My SEAT Leon has a design fault - are SEAT obligated to fix it even though it was serviced elsewhere?

I have a 2013 Seat Leon Estate 1.4 TSI. It has a fault code P334B/013131. This is the later design of actuator, which does not have the vacuum control pipes but is driven by the ECU. It appears that the shaft of the actuator has some lateral movement when hot which may be causing it to stick so various warning lights and problems ensue, to the point of loosing the turbo action. This is a car with less than 23,000 miles and it has been serviced at 8000 by a Seat dealer, at 13,000 by the dealer I bought it from and at 22,000 by my local garage. The thing is, it looks as if the actuator has to be changed with the turbo. The way the system is designed, there is no ability to calibrate the actuator to the turbo as far as we can tell at the moment. Enquiries are being made. This is a ridiculous piece of design and for it to have failed so soon and so expensively should not have happened. Could you advise me if it is possible to take the car back to SEAT to get some goodwill gesture or am I wasting my time? The only response, before they will say anything, so far is to extract £70+VAT from me to even look at it. I have a diagnosis, which was from a tuning firm and a Volkswagen senior technician who happened by at the time. I deliberately avoided the 1.2 TSI as it has had some known problems. But, 11 months on from purchase, I am facing a massive bill. I would be grateful for any advice you can offer.

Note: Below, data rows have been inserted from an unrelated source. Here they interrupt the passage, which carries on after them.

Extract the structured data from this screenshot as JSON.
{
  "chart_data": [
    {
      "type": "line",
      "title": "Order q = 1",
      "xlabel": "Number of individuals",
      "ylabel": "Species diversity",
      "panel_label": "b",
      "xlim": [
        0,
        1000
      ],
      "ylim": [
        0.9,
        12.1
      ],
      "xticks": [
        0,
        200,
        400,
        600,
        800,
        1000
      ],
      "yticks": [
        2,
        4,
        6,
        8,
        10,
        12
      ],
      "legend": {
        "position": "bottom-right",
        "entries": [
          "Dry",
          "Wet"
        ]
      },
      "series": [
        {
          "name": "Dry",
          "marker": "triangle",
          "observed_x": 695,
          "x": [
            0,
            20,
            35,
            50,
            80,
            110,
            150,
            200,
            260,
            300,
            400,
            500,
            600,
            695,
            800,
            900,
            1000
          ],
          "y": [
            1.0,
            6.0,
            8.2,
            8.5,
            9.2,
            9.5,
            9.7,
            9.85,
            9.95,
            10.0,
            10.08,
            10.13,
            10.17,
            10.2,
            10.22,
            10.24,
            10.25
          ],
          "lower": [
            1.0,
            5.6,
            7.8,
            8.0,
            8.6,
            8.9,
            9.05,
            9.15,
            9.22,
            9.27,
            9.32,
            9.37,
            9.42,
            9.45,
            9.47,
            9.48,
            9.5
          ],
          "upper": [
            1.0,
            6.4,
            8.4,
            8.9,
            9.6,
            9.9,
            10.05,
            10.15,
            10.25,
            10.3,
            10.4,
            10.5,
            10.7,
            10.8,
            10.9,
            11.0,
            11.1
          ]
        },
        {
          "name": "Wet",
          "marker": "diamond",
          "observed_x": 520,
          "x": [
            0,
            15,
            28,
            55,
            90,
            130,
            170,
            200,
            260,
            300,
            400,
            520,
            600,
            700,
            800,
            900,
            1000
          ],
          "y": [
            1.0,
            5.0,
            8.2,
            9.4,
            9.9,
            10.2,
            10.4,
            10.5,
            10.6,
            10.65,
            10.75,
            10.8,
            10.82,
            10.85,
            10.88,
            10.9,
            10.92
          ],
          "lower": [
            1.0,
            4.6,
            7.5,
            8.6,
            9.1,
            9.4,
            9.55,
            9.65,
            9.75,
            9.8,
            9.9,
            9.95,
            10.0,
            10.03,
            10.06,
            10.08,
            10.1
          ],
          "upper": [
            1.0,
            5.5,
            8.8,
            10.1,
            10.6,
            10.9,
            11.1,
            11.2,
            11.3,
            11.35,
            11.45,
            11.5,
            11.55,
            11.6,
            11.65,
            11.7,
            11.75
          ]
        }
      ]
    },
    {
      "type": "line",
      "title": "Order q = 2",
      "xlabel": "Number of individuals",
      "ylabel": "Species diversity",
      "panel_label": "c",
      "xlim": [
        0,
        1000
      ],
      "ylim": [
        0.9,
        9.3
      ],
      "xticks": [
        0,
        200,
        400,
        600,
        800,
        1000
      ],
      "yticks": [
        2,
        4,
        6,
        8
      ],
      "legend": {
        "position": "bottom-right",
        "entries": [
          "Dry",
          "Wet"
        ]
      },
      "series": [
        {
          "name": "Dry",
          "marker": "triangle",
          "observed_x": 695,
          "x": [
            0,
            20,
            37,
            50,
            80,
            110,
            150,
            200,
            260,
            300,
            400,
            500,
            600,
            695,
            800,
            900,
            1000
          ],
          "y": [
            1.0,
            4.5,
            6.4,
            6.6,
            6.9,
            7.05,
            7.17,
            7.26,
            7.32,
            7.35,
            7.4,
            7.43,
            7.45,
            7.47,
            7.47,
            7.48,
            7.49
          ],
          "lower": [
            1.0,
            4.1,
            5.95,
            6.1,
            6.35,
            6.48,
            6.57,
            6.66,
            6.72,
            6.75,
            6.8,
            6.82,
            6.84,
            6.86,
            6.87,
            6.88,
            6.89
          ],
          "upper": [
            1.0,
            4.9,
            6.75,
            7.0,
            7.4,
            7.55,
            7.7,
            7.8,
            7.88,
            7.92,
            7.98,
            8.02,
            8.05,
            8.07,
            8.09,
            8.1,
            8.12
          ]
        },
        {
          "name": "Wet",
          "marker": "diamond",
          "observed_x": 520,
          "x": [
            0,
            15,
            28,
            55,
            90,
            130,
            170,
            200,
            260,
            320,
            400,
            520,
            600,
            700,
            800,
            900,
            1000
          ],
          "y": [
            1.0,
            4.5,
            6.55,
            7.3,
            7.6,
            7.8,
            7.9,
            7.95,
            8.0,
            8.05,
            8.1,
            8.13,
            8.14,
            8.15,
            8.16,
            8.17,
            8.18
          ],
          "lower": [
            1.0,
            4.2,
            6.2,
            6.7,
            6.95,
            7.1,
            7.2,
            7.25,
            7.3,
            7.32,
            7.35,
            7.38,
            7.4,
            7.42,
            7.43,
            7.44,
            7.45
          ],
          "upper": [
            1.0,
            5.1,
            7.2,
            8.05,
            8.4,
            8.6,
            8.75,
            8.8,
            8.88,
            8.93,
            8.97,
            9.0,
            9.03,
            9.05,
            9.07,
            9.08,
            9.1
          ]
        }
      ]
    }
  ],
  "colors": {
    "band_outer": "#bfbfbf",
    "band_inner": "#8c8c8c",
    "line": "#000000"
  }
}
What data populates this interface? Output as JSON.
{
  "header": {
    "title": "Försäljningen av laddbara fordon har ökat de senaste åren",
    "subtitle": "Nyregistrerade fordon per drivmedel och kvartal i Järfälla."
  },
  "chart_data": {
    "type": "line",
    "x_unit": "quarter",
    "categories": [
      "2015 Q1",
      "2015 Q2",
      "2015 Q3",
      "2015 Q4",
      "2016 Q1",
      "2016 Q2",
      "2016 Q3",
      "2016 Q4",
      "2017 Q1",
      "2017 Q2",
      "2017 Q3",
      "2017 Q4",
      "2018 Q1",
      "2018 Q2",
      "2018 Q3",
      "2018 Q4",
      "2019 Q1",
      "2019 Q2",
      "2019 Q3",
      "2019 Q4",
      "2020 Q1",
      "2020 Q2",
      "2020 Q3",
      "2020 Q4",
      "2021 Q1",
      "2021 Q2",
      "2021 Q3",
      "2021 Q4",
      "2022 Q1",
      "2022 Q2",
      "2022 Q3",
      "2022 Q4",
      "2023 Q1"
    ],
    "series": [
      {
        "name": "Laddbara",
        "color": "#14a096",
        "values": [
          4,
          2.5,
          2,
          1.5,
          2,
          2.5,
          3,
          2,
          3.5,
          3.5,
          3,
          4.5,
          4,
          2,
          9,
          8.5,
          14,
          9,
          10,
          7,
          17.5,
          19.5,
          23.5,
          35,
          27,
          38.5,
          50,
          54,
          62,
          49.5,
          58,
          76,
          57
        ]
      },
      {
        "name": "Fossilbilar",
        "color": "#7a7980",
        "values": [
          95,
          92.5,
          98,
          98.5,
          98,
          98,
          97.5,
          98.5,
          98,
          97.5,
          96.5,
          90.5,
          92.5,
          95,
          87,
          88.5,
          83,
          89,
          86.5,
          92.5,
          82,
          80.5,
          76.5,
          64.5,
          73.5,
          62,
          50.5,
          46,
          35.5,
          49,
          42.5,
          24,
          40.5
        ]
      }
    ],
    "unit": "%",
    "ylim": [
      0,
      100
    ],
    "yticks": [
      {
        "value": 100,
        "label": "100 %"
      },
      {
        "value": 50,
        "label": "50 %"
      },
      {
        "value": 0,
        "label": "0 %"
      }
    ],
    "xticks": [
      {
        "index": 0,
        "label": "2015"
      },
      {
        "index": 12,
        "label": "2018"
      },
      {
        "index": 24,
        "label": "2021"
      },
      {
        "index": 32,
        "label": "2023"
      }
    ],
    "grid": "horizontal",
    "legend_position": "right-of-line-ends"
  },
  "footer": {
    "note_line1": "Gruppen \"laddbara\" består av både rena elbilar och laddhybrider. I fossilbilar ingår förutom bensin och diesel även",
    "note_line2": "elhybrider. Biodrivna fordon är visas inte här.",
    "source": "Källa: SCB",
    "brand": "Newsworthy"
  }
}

Asked on 10 January 2018 by Simon Calder-Brown

Answered by Honest John
I've not seen any other reports of this on anything else with the same 1.4 TSI engine yet, even though if they all have the same turbo actuator they all have potentially the same problem. But your problem is the service history of the car that leaves neither the dealer who supplied the car to you, not SEAT under any legal liability, even though this might be a design fault.